Project description:Arabinogalactan proteins are proteoglycans known to have important roles during cell growth and development, namelly during pollen tube growth. A microarray experiment was performed on agp6 agp11 pollen tubes to search for genetic interactions in the context of pollen tube growth. RNA from wt and mutant pollen tubes was extracted after 8h of in vitro germination and hybridized on Affimetrix microarrays.
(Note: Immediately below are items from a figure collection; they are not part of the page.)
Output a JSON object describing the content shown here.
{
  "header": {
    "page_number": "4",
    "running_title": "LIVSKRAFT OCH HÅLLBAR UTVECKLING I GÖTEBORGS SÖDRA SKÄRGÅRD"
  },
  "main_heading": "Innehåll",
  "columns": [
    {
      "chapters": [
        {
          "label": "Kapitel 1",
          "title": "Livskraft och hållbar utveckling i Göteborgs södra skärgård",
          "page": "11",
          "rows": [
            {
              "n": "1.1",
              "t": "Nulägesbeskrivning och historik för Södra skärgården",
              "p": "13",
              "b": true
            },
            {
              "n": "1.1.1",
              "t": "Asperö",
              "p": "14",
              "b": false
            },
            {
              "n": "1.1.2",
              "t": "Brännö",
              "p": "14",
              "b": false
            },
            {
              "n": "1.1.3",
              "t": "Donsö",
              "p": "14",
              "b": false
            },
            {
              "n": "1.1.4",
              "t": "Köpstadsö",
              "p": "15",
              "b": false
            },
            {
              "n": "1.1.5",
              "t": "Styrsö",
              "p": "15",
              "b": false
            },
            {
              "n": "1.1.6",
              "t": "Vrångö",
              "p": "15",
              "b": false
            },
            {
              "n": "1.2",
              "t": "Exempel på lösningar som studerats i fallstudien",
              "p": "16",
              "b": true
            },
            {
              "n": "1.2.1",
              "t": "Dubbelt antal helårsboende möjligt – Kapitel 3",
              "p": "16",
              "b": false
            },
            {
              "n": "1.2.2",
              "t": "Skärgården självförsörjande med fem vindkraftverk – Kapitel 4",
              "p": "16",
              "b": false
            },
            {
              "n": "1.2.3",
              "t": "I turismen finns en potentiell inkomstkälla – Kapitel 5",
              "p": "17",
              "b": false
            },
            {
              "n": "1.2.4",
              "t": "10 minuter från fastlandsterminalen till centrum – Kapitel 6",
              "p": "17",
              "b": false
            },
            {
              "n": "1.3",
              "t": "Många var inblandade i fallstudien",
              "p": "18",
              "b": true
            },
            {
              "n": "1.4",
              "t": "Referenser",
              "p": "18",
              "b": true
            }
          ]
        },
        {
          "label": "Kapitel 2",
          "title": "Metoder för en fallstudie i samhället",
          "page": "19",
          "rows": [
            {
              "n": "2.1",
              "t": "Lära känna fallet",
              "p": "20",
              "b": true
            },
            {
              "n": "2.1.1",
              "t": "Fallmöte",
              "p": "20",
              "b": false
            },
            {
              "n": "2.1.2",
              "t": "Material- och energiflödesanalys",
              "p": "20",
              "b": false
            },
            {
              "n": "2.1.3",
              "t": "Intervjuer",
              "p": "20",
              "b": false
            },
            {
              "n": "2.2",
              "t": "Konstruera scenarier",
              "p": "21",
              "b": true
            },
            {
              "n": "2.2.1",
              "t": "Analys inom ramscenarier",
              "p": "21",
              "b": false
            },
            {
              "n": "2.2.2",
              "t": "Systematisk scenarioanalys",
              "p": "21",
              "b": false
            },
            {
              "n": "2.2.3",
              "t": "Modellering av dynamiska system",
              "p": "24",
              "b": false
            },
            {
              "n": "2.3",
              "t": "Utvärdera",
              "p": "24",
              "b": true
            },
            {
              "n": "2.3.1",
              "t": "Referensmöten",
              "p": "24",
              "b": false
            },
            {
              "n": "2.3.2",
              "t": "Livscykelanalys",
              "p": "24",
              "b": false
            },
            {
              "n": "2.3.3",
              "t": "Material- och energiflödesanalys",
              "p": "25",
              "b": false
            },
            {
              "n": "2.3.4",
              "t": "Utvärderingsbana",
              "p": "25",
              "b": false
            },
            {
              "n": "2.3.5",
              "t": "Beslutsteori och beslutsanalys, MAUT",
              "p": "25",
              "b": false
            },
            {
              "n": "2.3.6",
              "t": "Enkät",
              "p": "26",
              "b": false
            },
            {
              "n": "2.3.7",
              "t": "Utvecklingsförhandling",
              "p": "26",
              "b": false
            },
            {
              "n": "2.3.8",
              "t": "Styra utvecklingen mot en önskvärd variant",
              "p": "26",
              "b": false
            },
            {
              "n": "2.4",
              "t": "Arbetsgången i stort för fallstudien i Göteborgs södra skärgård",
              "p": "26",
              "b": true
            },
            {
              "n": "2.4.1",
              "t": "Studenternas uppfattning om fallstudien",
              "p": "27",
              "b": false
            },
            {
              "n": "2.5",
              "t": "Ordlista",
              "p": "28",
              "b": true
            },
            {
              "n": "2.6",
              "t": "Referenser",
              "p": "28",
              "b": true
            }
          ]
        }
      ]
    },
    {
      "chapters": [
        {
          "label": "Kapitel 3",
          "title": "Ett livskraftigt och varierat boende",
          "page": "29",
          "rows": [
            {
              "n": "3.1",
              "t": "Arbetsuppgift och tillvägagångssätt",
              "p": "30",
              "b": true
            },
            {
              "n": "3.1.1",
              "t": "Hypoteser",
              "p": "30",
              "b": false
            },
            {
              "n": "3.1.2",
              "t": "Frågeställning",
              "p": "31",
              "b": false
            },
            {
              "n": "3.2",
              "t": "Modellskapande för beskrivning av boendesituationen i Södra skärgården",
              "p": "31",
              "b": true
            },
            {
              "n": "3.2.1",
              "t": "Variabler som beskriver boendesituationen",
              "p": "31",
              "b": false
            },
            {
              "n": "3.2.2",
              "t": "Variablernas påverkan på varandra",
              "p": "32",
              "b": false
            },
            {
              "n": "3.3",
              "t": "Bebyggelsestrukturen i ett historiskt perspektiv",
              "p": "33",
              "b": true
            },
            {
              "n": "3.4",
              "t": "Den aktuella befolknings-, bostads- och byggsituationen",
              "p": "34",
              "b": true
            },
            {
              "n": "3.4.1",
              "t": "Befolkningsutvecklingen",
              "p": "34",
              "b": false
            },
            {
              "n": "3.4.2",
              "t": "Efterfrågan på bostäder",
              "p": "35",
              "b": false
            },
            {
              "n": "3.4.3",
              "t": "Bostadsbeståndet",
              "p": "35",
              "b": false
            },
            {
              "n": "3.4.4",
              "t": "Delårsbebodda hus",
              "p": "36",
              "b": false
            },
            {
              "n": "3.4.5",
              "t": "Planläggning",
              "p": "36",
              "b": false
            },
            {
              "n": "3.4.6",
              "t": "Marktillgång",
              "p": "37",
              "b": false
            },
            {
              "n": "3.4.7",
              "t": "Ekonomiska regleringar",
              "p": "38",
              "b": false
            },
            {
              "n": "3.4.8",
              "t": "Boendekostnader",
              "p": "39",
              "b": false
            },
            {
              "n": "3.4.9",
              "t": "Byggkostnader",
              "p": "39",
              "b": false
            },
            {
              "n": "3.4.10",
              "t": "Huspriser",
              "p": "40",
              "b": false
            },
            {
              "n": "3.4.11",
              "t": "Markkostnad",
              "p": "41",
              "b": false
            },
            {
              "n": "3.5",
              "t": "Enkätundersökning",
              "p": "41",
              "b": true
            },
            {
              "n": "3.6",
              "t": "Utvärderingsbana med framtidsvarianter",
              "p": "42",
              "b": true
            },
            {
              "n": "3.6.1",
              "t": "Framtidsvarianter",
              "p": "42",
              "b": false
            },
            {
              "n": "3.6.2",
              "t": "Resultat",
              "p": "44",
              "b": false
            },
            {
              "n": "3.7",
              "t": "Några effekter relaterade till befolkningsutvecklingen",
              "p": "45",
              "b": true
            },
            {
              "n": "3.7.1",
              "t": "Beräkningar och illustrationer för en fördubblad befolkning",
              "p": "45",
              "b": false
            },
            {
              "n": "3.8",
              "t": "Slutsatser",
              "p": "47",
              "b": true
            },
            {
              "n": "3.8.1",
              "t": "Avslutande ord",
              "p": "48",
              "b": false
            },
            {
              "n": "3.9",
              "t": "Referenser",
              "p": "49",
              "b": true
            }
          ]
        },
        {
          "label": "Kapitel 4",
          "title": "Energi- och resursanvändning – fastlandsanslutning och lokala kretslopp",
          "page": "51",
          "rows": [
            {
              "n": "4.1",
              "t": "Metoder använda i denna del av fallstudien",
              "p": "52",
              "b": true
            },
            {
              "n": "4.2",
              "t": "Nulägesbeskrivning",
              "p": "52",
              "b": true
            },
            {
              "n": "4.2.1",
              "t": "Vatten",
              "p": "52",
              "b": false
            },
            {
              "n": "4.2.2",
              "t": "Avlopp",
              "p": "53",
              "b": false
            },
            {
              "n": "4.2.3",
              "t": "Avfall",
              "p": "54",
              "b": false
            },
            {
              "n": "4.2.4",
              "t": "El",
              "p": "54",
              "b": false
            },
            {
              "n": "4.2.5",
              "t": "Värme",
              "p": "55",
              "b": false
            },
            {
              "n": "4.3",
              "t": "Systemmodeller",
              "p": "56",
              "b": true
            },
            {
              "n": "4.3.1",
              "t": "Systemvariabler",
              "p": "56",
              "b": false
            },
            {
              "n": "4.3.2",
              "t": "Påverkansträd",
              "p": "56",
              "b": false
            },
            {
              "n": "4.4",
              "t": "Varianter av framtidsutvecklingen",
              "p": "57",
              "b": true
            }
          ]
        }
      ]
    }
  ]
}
Project description:Flowering plants have immotile sperm that develop within pollen and must be carried to female gametes by a pollen tube. The pollen tube engages in molecular interactions with several cell types within the pistil and these interactions are essential for successful fertilization. We identified a group of three closely related pollen tube-expressed MYB transcription factors (MYB97, MYB101, MYB120), which are required for proper interaction of the pollen tube with the female gametophyte. These transcription factors are transcriptionally induced during growth in the pistil. They regulate a transcriptional network leading to proper differentiation and maturation of the pollen tube, promoting proper pollen tube-ovule interactions resulting in sperm release and double fertilization. We used microarrays to discover genes regulated by the transcription factors MYB97, MYB101 and MYB120 in pollen tubes growing through the pistil at 8 hours after pollination. Pistils were collected from ms1 (Male Sterile 1) pistils that were unpollinated, or pollinated with either wild type (Col-0) pollen or myb triple mutant (myb97-1, myb101-4, myb120-3) pollen for 8 hours. We sought to examine transcriptional changes that were taking place in pollen tubes before they reached ovules in wild type pollen tubes, and what portion of this transcriptional regulation was due to MYB97, MYB101 and MYB120. Analysis of growth in the pistil allows discovery of transcriptional changes taking place during pollen tube growth in its native environment, as opposed to mature pollen or in vitro grown pollen, which are essentially naive conditions, as neither have interacted with the pistil environment and any signalling factors found therein.